Flourish, he said, sees digital-only, mobile-first models as a game-changer for consumers.
“They get access to better, personalised financial services offerings, at far lower costs than ever before. On the provider side, costs can be reduced significantly in comparison to brick-and-mortar models,” said Costa. “Additionally, the rich interactions made possible by smartphones provide insights into customer behavior, which in turn help to make products more relevant to them – creating a virtuous cycle in which everybody wins.”
Because it looks for transformative ideas, Flourish tends to invest early on, mostly getting in on seed and Series A rounds.
“But once we have invested in a company, we usually participate in follow-on investments, as well as provide expertise in the shape of portfolio services, such as finance, legal and human capital, to help the business grow,” Costa said.
The company’s focus is global, and it makes investments in Latin America, Asia, and the United States in addition to Africa. Nonetheless, it has several investments on the continent, where Costa says it sees a great deal of ingenuity and creativity.
“While the continent is vast and diverse with no shortage of challenges, we see a fast-growing entrepreneurial community focused on tackling these big issues and making lives better for Africans,” he said.
Omidyar investments now part of the Flourish portfolio include Kenya’s Pula, an insurtech platform for smallholder farmers, Nigeria’s Lidya, which gives small business owners access to capital, and Nigerian payments company Paga. Costa said the entrepreneurs behind these companies were building successful and impactful businesses, lack of infrastructure notwithstanding.
“And there are many other examples. As we continue to see adoption of smartphones grow, data costs fall, and new technologies such as AI advance, the African tech space will continue to mature and attract capital and talent,” he said.
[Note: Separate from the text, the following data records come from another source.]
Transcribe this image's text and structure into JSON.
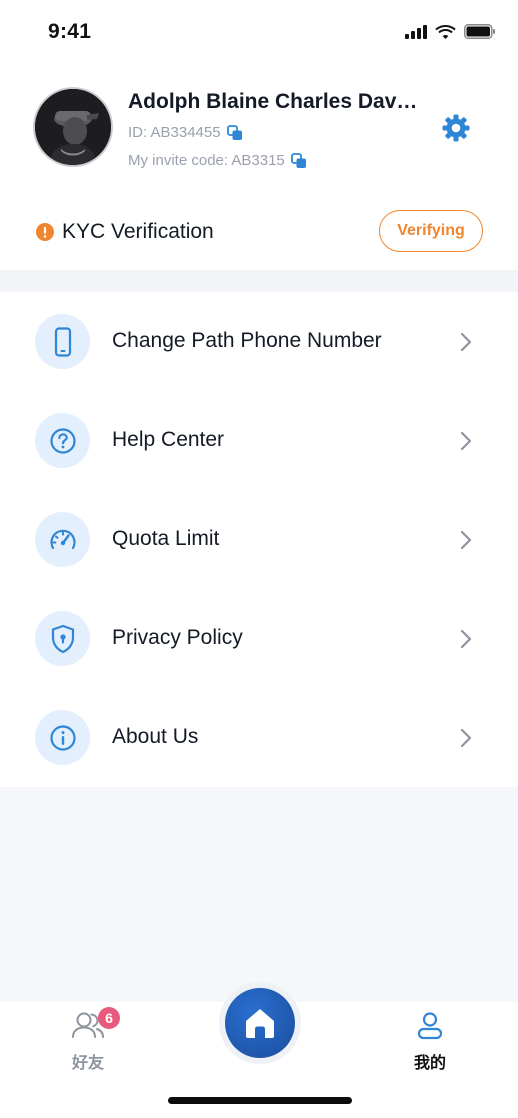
{
  "status_bar": {
    "time": "9:41"
  },
  "profile": {
    "name": "Adolph Blaine Charles Dav…",
    "id_text": "ID: AB334455",
    "invite_text": "My invite code: AB3315"
  },
  "kyc": {
    "label": "KYC Verification",
    "status": "Verifying"
  },
  "menu": {
    "items": [
      {
        "label": "Change Path Phone Number",
        "icon": "phone-icon"
      },
      {
        "label": "Help Center",
        "icon": "help-icon"
      },
      {
        "label": "Quota Limit",
        "icon": "speedometer-icon"
      },
      {
        "label": "Privacy Policy",
        "icon": "shield-icon"
      },
      {
        "label": "About Us",
        "icon": "info-icon"
      }
    ]
  },
  "tabbar": {
    "friends_label": "好友",
    "friends_badge": "6",
    "me_label": "我的"
  },
  "colors": {
    "accent": "#2f86d6",
    "kyc_orange": "#f0852d",
    "badge_pink": "#e85a7d",
    "icon_bg": "#e3effc",
    "home_blue": "#1a4d9c"
  }
}
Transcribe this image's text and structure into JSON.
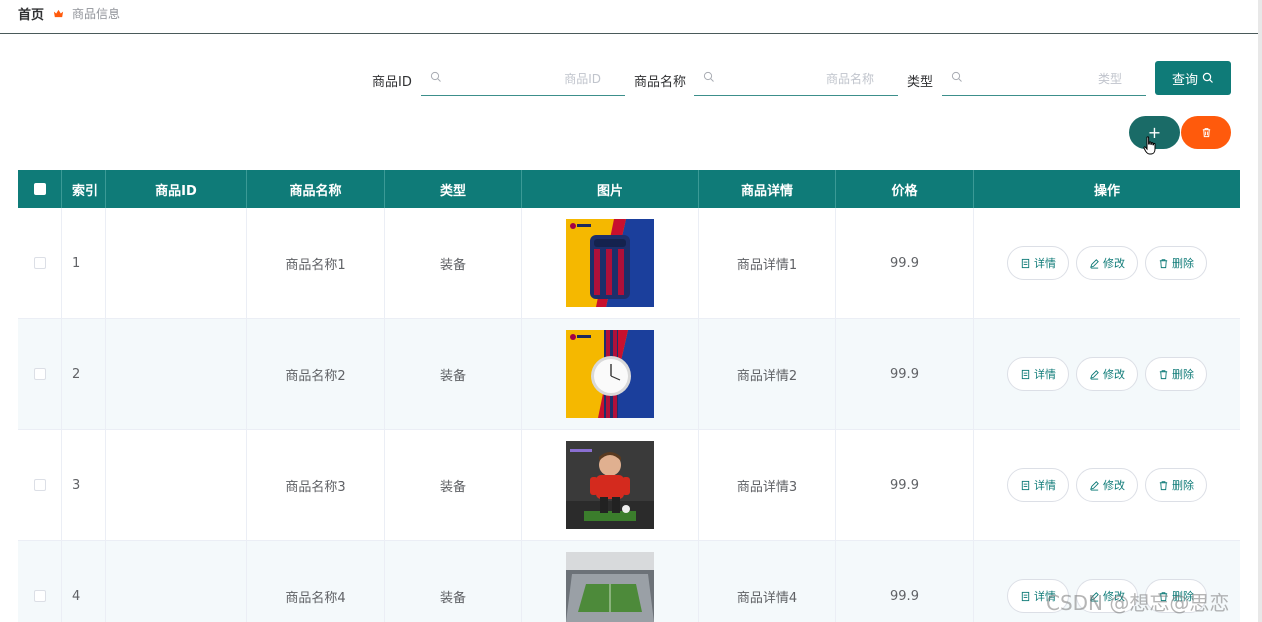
{
  "breadcrumb": {
    "home": "首页",
    "current": "商品信息"
  },
  "search": {
    "fields": [
      {
        "label": "商品ID",
        "placeholder": "商品ID",
        "value": ""
      },
      {
        "label": "商品名称",
        "placeholder": "商品名称",
        "value": ""
      },
      {
        "label": "类型",
        "placeholder": "类型",
        "value": ""
      }
    ],
    "query_label": "查询"
  },
  "actions": {
    "add_symbol": "+",
    "add_icon": "plus-icon",
    "delete_icon": "trash-icon"
  },
  "table": {
    "headers": [
      "索引",
      "商品ID",
      "商品名称",
      "类型",
      "图片",
      "商品详情",
      "价格",
      "操作"
    ],
    "row_buttons": {
      "detail": "详情",
      "edit": "修改",
      "delete": "删除"
    },
    "rows": [
      {
        "index": "1",
        "id": "",
        "name": "商品名称1",
        "type": "装备",
        "image": "barca-backpack",
        "detail": "商品详情1",
        "price": "99.9"
      },
      {
        "index": "2",
        "id": "",
        "name": "商品名称2",
        "type": "装备",
        "image": "barca-watch",
        "detail": "商品详情2",
        "price": "99.9"
      },
      {
        "index": "3",
        "id": "",
        "name": "商品名称3",
        "type": "装备",
        "image": "player-figurine",
        "detail": "商品详情3",
        "price": "99.9"
      },
      {
        "index": "4",
        "id": "",
        "name": "商品名称4",
        "type": "装备",
        "image": "stadium-model",
        "detail": "商品详情4",
        "price": "99.9"
      }
    ]
  },
  "watermark": "CSDN @想忘@思恋",
  "colors": {
    "primary": "#0f7b78",
    "danger": "#ff5a0c",
    "add_button": "#1a6b67",
    "row_alt": "#f4f9fb"
  }
}
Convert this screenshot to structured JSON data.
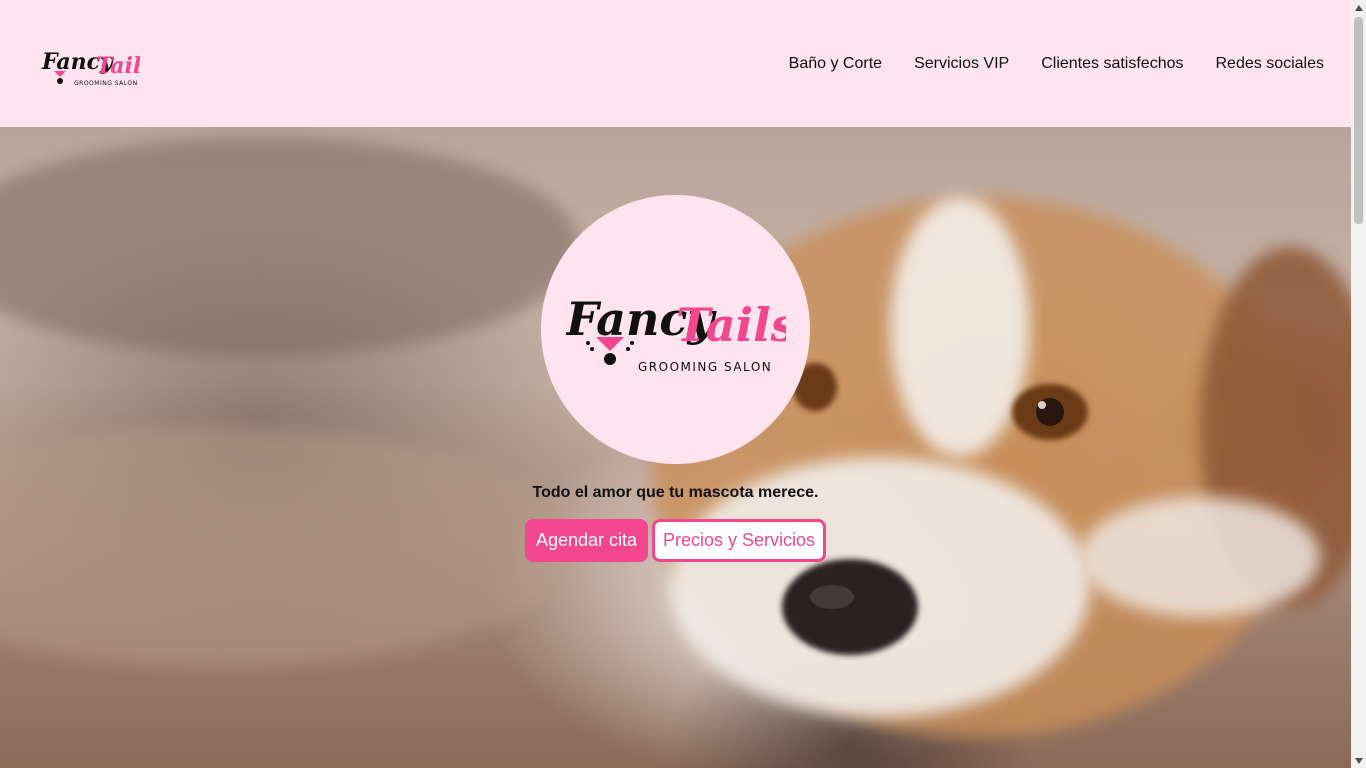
{
  "brand": {
    "logo_word1": "Fancy",
    "logo_word2": "Tails",
    "logo_subtitle": "GROOMING SALON"
  },
  "nav": {
    "items": [
      {
        "label": "Baño y Corte"
      },
      {
        "label": "Servicios VIP"
      },
      {
        "label": "Clientes satisfechos"
      },
      {
        "label": "Redes sociales"
      }
    ]
  },
  "hero": {
    "tagline": "Todo el amor que tu mascota merece.",
    "primary_button": "Agendar cita",
    "secondary_button": "Precios y Servicios"
  },
  "colors": {
    "accent": "#f2468f",
    "header_bg": "#ffe4ef"
  }
}
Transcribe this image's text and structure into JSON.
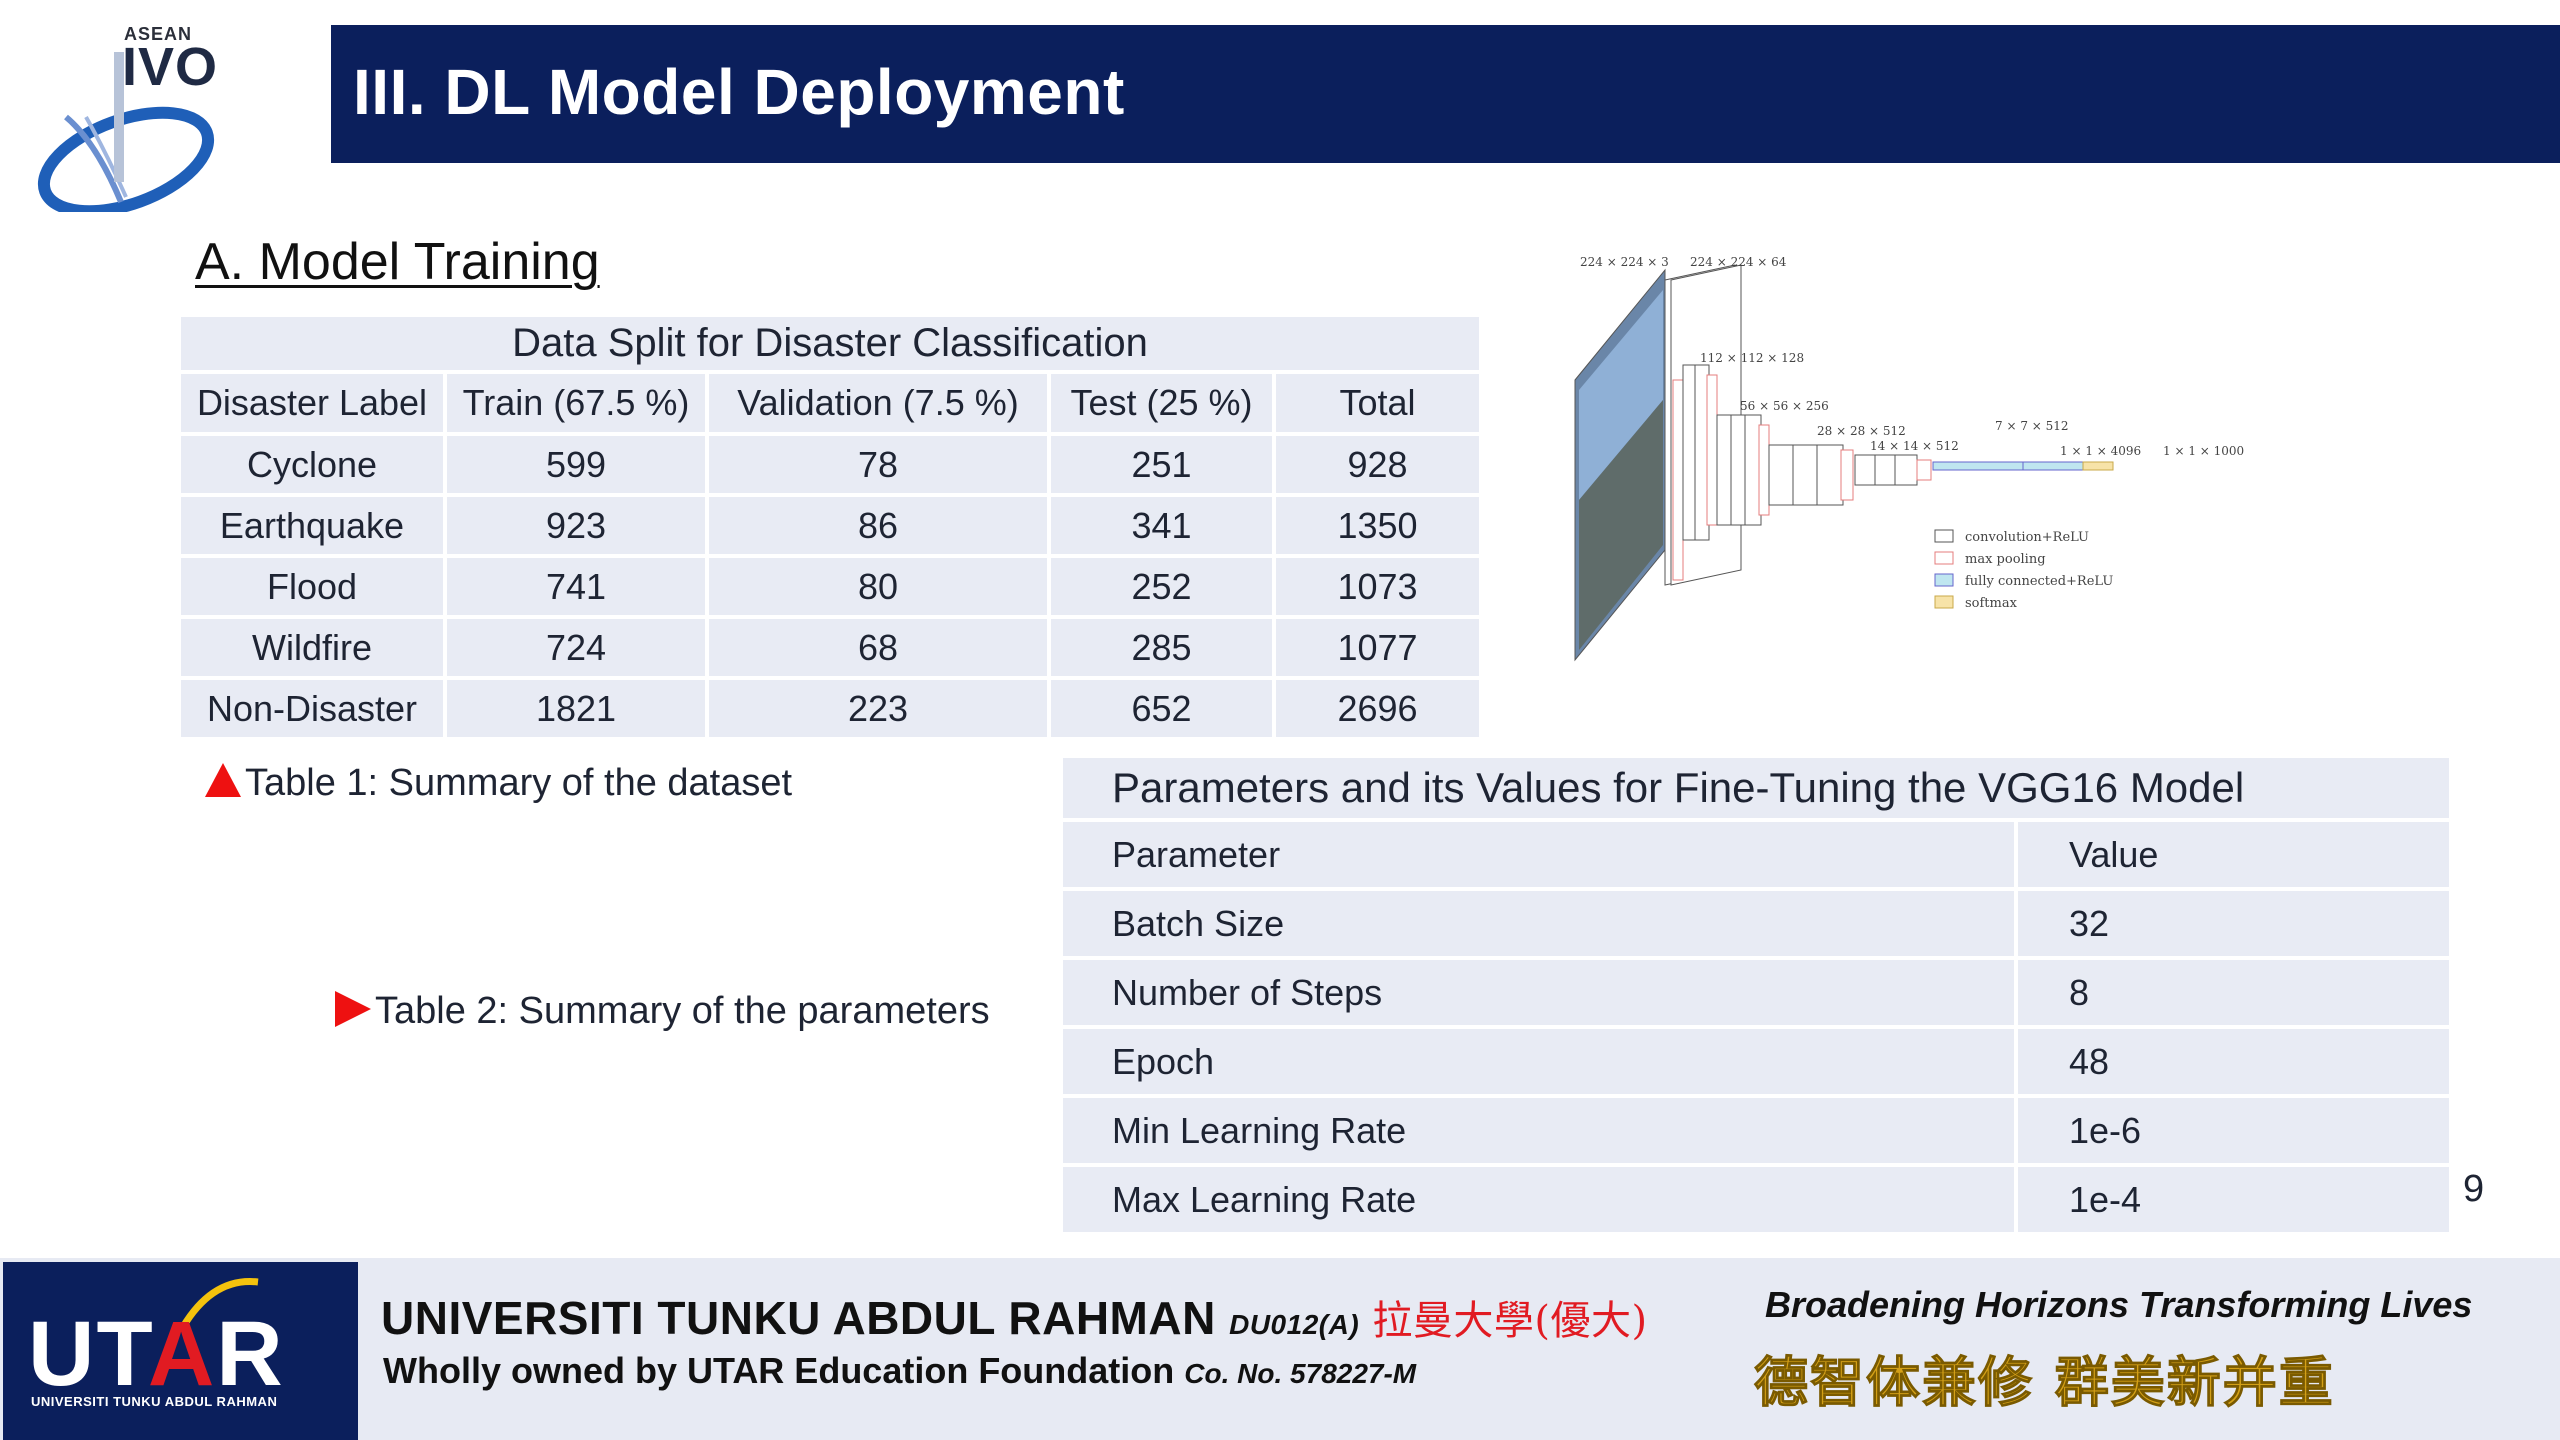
{
  "header": {
    "logo_asean": "ASEAN",
    "logo_ivo": "IVO",
    "title": "III. DL Model Deployment",
    "colors": {
      "title_bar": "#0b1f5c",
      "title_text": "#ffffff"
    }
  },
  "section": {
    "heading": "A. Model Training"
  },
  "table1": {
    "caption": "Data Split for Disaster Classification",
    "columns": [
      "Disaster Label",
      "Train (67.5 %)",
      "Validation (7.5 %)",
      "Test (25 %)",
      "Total"
    ],
    "rows": [
      [
        "Cyclone",
        "599",
        "78",
        "251",
        "928"
      ],
      [
        "Earthquake",
        "923",
        "86",
        "341",
        "1350"
      ],
      [
        "Flood",
        "741",
        "80",
        "252",
        "1073"
      ],
      [
        "Wildfire",
        "724",
        "68",
        "285",
        "1077"
      ],
      [
        "Non-Disaster",
        "1821",
        "223",
        "652",
        "2696"
      ]
    ],
    "label": "Table 1: Summary of the dataset"
  },
  "table2": {
    "caption": "Parameters and its Values for Fine-Tuning the VGG16 Model",
    "columns": [
      "Parameter",
      "Value"
    ],
    "rows": [
      [
        "Batch Size",
        "32"
      ],
      [
        "Number of Steps",
        "8"
      ],
      [
        "Epoch",
        "48"
      ],
      [
        "Min Learning Rate",
        "1e-6"
      ],
      [
        "Max Learning Rate",
        "1e-4"
      ]
    ],
    "label": "Table 2: Summary of the parameters"
  },
  "diagram": {
    "dims": [
      "224 × 224 × 3",
      "224 × 224 × 64",
      "112 × 112 × 128",
      "56 × 56 × 256",
      "28 × 28 × 512",
      "14 × 14 × 512",
      "7 × 7 × 512",
      "1 × 1 × 4096",
      "1 × 1 × 1000"
    ],
    "legend": [
      "convolution+ReLU",
      "max pooling",
      "fully connected+ReLU",
      "softmax"
    ]
  },
  "page_number": "9",
  "footer": {
    "utar_logo": "UTAR",
    "utar_logo_sub": "UNIVERSITI TUNKU ABDUL RAHMAN",
    "university": "UNIVERSITI TUNKU ABDUL RAHMAN",
    "reg_code": "DU012(A)",
    "chinese_name": "拉曼大學(優大)",
    "owned_by": "Wholly owned by UTAR Education Foundation",
    "company_no": "Co. No. 578227-M",
    "motto": "Broadening Horizons  Transforming Lives",
    "motto_cn": "德智体兼修 群美新并重"
  }
}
Flourish brings more to the table than just money, with Costa saying it understands how hard it is to build a business from the ground up.
“We offer our portfolio companies a suite of services beyond financial support – from filling key positions to engaging with regulators and the larger ecosystem to helping entrepreneurs understand how to measure progress and impact,” he said.
“This kind of additional support is a key differentiator for Flourish, especially in emerging markets where resources such as legal, finance, and human capital are simply more scarce.”
In emerging markets like Africa where capital is scarce and there is less infrastructure to support new ventures, building high impact, high return businesses can take longer. As a result Costa and Flourish are prepared for longer timeframes.
“We are comfortable taking a long-term view in these cases, because along with the potential for impact, several of these investments are at the frontier and can serve as powerful demonstrations in moving the entire sector forward,” he said.
“Now that we have launched Flourish, we want to continue to evolve our investment theses in order to support bold ideas that can really help people improve their lives. Through our evergreen structure, we have US$300 million at our disposal for the next five years to deliver on this mission.”